I think Schulz would have well understood Arundhati Roy’s hatred of the brute engine she calls History, slaughterer of human hopes...
Ordinary facts are arranged within time, strung along its length as on a thread... Yet what is to be done with events that have no place of their own in time; events that have occurred too late, after the whole of time has been distributed, divided, and allotted; events that have been left in the cold, unregistered, hanging in the air, homeless, and errant?Could it be that time is too narrow for all events? Could it happen that all the seats within time might have been sold?... For heaven’s sake, is there perhaps some kind of bidding for time? Conductor, where are you?
Don’t let’s get excited. Don’t let’s panic; we can settle it all calmly within our own terms of reference.
Have you ever heard of parallel streams of time within a two-track time? Yes, there are such branch lines of time, somewhat illegal and suspect, but when, like us, one is burdened with contraband of supernumerary events that cannot be registered, one cannot be too fussy. Let us try to find at some point of history such a branch line, a blind track onto which to shunt these illegal events. There is nothing to fear. It will all happen imperceptibly: the reader won’t feel any shock. Who knows? Perhaps even now, while we mention it, the doubtful maneuver is already behind us and we are, in fact, proceeding into a cul-de-sac. (14)
Thus Sanatorium Under the Sign of the Hourglass sends us down one of the unused tracks of history, a parallel world whose substance (for time has a substance -- “a night in July,” for instance, is really “the secret fluid of dusk, the living, watchful, and mobile matter of darkness” [85]) seems to be composed of all the accumulated ennui and daydreaming of a certain epoch of real history...

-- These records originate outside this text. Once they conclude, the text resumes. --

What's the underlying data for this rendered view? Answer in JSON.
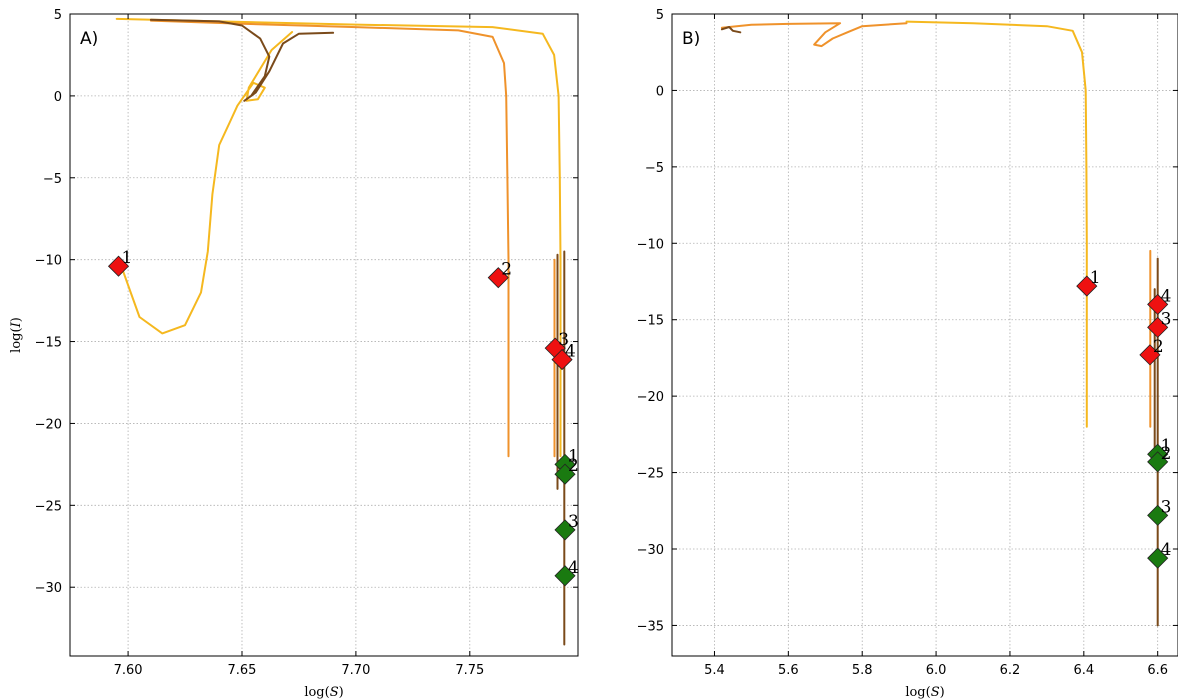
{
  "chart_data": [
    {
      "type": "scatter",
      "panel_label": "A)",
      "xlabel": "log(S)",
      "ylabel": "log(I)",
      "xlim": [
        7.5745,
        7.7975
      ],
      "ylim": [
        -34.2,
        5
      ],
      "xticks": [
        7.6,
        7.65,
        7.7,
        7.75
      ],
      "xtick_labels": [
        "7.60",
        "7.65",
        "7.70",
        "7.75"
      ],
      "yticks": [
        5,
        0,
        -5,
        -10,
        -15,
        -20,
        -25,
        -30
      ],
      "ytick_labels": [
        "5",
        "0",
        "−5",
        "−10",
        "−15",
        "−20",
        "−25",
        "−30"
      ],
      "grid": true,
      "trajectories": [
        {
          "color": "#f5b81f",
          "points": [
            [
              7.595,
              4.7
            ],
            [
              7.64,
              4.55
            ],
            [
              7.7,
              4.35
            ],
            [
              7.76,
              4.2
            ],
            [
              7.782,
              3.8
            ],
            [
              7.787,
              2.5
            ],
            [
              7.789,
              0
            ],
            [
              7.7895,
              -5
            ],
            [
              7.7898,
              -10
            ],
            [
              7.7898,
              -22
            ]
          ]
        },
        {
          "color": "#ef922b",
          "points": [
            [
              7.61,
              4.6
            ],
            [
              7.65,
              4.4
            ],
            [
              7.7,
              4.2
            ],
            [
              7.745,
              4.0
            ],
            [
              7.76,
              3.6
            ],
            [
              7.765,
              2.0
            ],
            [
              7.766,
              0
            ],
            [
              7.7665,
              -5
            ],
            [
              7.767,
              -10
            ],
            [
              7.767,
              -22
            ]
          ]
        },
        {
          "color": "#f5b81f",
          "points": [
            [
              7.672,
              3.9
            ],
            [
              7.663,
              2.8
            ],
            [
              7.653,
              0.5
            ],
            [
              7.652,
              -0.3
            ],
            [
              7.657,
              -0.2
            ],
            [
              7.66,
              0.5
            ],
            [
              7.655,
              0.8
            ],
            [
              7.648,
              -0.6
            ],
            [
              7.645,
              -1.5
            ],
            [
              7.64,
              -3
            ],
            [
              7.637,
              -6
            ],
            [
              7.635,
              -9.5
            ],
            [
              7.632,
              -12
            ],
            [
              7.625,
              -14
            ],
            [
              7.615,
              -14.5
            ],
            [
              7.605,
              -13.5
            ],
            [
              7.597,
              -10.4
            ]
          ]
        },
        {
          "color": "#7a4a1a",
          "points": [
            [
              7.61,
              4.65
            ],
            [
              7.64,
              4.55
            ],
            [
              7.65,
              4.3
            ],
            [
              7.658,
              3.5
            ],
            [
              7.662,
              2.4
            ],
            [
              7.66,
              1.2
            ],
            [
              7.654,
              0
            ],
            [
              7.651,
              -0.3
            ],
            [
              7.656,
              0.2
            ],
            [
              7.662,
              1.5
            ],
            [
              7.668,
              3.2
            ],
            [
              7.675,
              3.8
            ],
            [
              7.69,
              3.85
            ]
          ]
        },
        {
          "color": "#7a4a1a",
          "points": [
            [
              7.7915,
              -9.5
            ],
            [
              7.7915,
              -20
            ],
            [
              7.7915,
              -33.5
            ]
          ]
        },
        {
          "color": "#7a4a1a",
          "points": [
            [
              7.7885,
              -9.7
            ],
            [
              7.7885,
              -24
            ]
          ]
        },
        {
          "color": "#ef922b",
          "points": [
            [
              7.7872,
              -10
            ],
            [
              7.7872,
              -22
            ]
          ]
        }
      ],
      "markers": [
        {
          "label": "1",
          "x": 7.5958,
          "y": -10.4,
          "color": "#ee1111"
        },
        {
          "label": "2",
          "x": 7.7625,
          "y": -11.1,
          "color": "#ee1111"
        },
        {
          "label": "3",
          "x": 7.7875,
          "y": -15.4,
          "color": "#ee1111"
        },
        {
          "label": "4",
          "x": 7.7905,
          "y": -16.1,
          "color": "#ee1111"
        },
        {
          "label": "1",
          "x": 7.7918,
          "y": -22.5,
          "color": "#1a7a10"
        },
        {
          "label": "2",
          "x": 7.7918,
          "y": -23.1,
          "color": "#1a7a10"
        },
        {
          "label": "3",
          "x": 7.7918,
          "y": -26.5,
          "color": "#1a7a10"
        },
        {
          "label": "4",
          "x": 7.7918,
          "y": -29.3,
          "color": "#1a7a10"
        }
      ]
    },
    {
      "type": "scatter",
      "panel_label": "B)",
      "xlabel": "log(S)",
      "ylabel": "",
      "xlim": [
        5.285,
        6.655
      ],
      "ylim": [
        -37,
        5
      ],
      "xticks": [
        5.4,
        5.6,
        5.8,
        6.0,
        6.2,
        6.4,
        6.6
      ],
      "xtick_labels": [
        "5.4",
        "5.6",
        "5.8",
        "6.0",
        "6.2",
        "6.4",
        "6.6"
      ],
      "yticks": [
        5,
        0,
        -5,
        -10,
        -15,
        -20,
        -25,
        -30,
        -35
      ],
      "ytick_labels": [
        "5",
        "0",
        "−5",
        "−10",
        "−15",
        "−20",
        "−25",
        "−30",
        "−35"
      ],
      "grid": true,
      "trajectories": [
        {
          "color": "#f5b81f",
          "points": [
            [
              5.92,
              4.5
            ],
            [
              6.1,
              4.4
            ],
            [
              6.3,
              4.2
            ],
            [
              6.37,
              3.9
            ],
            [
              6.395,
              2.5
            ],
            [
              6.405,
              0
            ],
            [
              6.407,
              -5
            ],
            [
              6.408,
              -10
            ],
            [
              6.408,
              -20
            ],
            [
              6.408,
              -22
            ]
          ]
        },
        {
          "color": "#ef922b",
          "points": [
            [
              5.42,
              4.1
            ],
            [
              5.5,
              4.3
            ],
            [
              5.6,
              4.35
            ],
            [
              5.74,
              4.4
            ],
            [
              5.7,
              3.8
            ],
            [
              5.67,
              3.0
            ],
            [
              5.69,
              2.9
            ],
            [
              5.72,
              3.4
            ],
            [
              5.76,
              3.8
            ],
            [
              5.8,
              4.2
            ],
            [
              5.92,
              4.4
            ]
          ]
        },
        {
          "color": "#7a4a1a",
          "points": [
            [
              5.42,
              4.0
            ],
            [
              5.44,
              4.15
            ],
            [
              5.45,
              3.9
            ],
            [
              5.47,
              3.8
            ]
          ]
        },
        {
          "color": "#7a4a1a",
          "points": [
            [
              6.6,
              -11
            ],
            [
              6.6,
              -25
            ],
            [
              6.6,
              -35
            ]
          ]
        },
        {
          "color": "#ef922b",
          "points": [
            [
              6.58,
              -10.5
            ],
            [
              6.58,
              -22
            ]
          ]
        },
        {
          "color": "#7a4a1a",
          "points": [
            [
              6.592,
              -13
            ],
            [
              6.592,
              -24
            ]
          ]
        }
      ],
      "markers": [
        {
          "label": "1",
          "x": 6.408,
          "y": -12.8,
          "color": "#ee1111"
        },
        {
          "label": "2",
          "x": 6.579,
          "y": -17.3,
          "color": "#ee1111"
        },
        {
          "label": "3",
          "x": 6.6,
          "y": -15.5,
          "color": "#ee1111"
        },
        {
          "label": "4",
          "x": 6.6,
          "y": -14.0,
          "color": "#ee1111"
        },
        {
          "label": "1",
          "x": 6.6,
          "y": -23.8,
          "color": "#1a7a10"
        },
        {
          "label": "2",
          "x": 6.6,
          "y": -24.3,
          "color": "#1a7a10"
        },
        {
          "label": "3",
          "x": 6.6,
          "y": -27.8,
          "color": "#1a7a10"
        },
        {
          "label": "4",
          "x": 6.6,
          "y": -30.6,
          "color": "#1a7a10"
        }
      ]
    }
  ]
}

The world at that time was circumscribed by Franz Joseph I. On each stamp, on every coin and on every postmark his likeness confirmed its stability and the dogma of its oneness. This was the world, and there were no other worlds besides, the effigies of the imperial-and-royal old man proclaimed. Everything else was make-believe, wild pretense, and usurpation... (33)

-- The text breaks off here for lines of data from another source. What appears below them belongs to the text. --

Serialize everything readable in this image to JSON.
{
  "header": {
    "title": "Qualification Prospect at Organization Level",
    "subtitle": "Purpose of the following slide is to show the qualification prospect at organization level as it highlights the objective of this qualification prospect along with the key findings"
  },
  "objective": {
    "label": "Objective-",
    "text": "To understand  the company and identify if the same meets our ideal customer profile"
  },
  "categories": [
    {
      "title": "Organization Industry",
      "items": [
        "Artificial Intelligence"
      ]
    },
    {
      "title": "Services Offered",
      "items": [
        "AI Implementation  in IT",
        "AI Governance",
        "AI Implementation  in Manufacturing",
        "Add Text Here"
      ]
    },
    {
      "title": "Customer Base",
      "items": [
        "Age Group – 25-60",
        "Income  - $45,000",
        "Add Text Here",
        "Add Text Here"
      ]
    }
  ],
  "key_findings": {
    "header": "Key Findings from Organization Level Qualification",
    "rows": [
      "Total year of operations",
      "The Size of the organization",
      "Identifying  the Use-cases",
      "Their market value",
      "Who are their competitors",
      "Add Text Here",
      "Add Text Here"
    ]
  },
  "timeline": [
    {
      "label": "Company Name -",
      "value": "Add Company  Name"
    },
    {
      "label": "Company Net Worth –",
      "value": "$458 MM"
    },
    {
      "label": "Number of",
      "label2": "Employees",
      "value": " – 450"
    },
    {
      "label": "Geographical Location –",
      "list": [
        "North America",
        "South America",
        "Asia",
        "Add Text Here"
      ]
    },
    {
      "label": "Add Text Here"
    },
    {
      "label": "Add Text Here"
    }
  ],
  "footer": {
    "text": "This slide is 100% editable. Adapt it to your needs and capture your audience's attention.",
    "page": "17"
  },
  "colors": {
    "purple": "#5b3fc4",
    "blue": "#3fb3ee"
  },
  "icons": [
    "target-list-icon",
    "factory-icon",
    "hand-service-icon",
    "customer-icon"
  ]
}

The book we read, like the book of postage stamps that the narrator collects, offers to take us beyond this tightly bounded, prosaic universe:
And just when we had given up hope and bitterly resigned ourselves inwardly to the uniformity of the world -- the guarantor of whose narrow immutability was Franz Joseph I -- then suddenly Oh God, unaware of the importance of it, you opened before me that stamp album, you allowed me to cast a look on its glimmering colors, on the pages that shed their treasures, one after another, ever more glaring and more frightening... Who will hold it against me that I stood blinded, weak with emotion, and that tears flowed from my eyes? What a dazzling relativism, what a Copernican deed, what flux of all categories and concepts! Oh God, so there were uncounted varieties of existence, so your world was indeed vast and infinite! (33)
Only in language like this can Schulz play the kind of trick he plays: with the precision of an imaginary cartographer, a meticulous collector of stamps, in short, a novelist, he demonstrates the impossibility of the real and the reality of the impossible.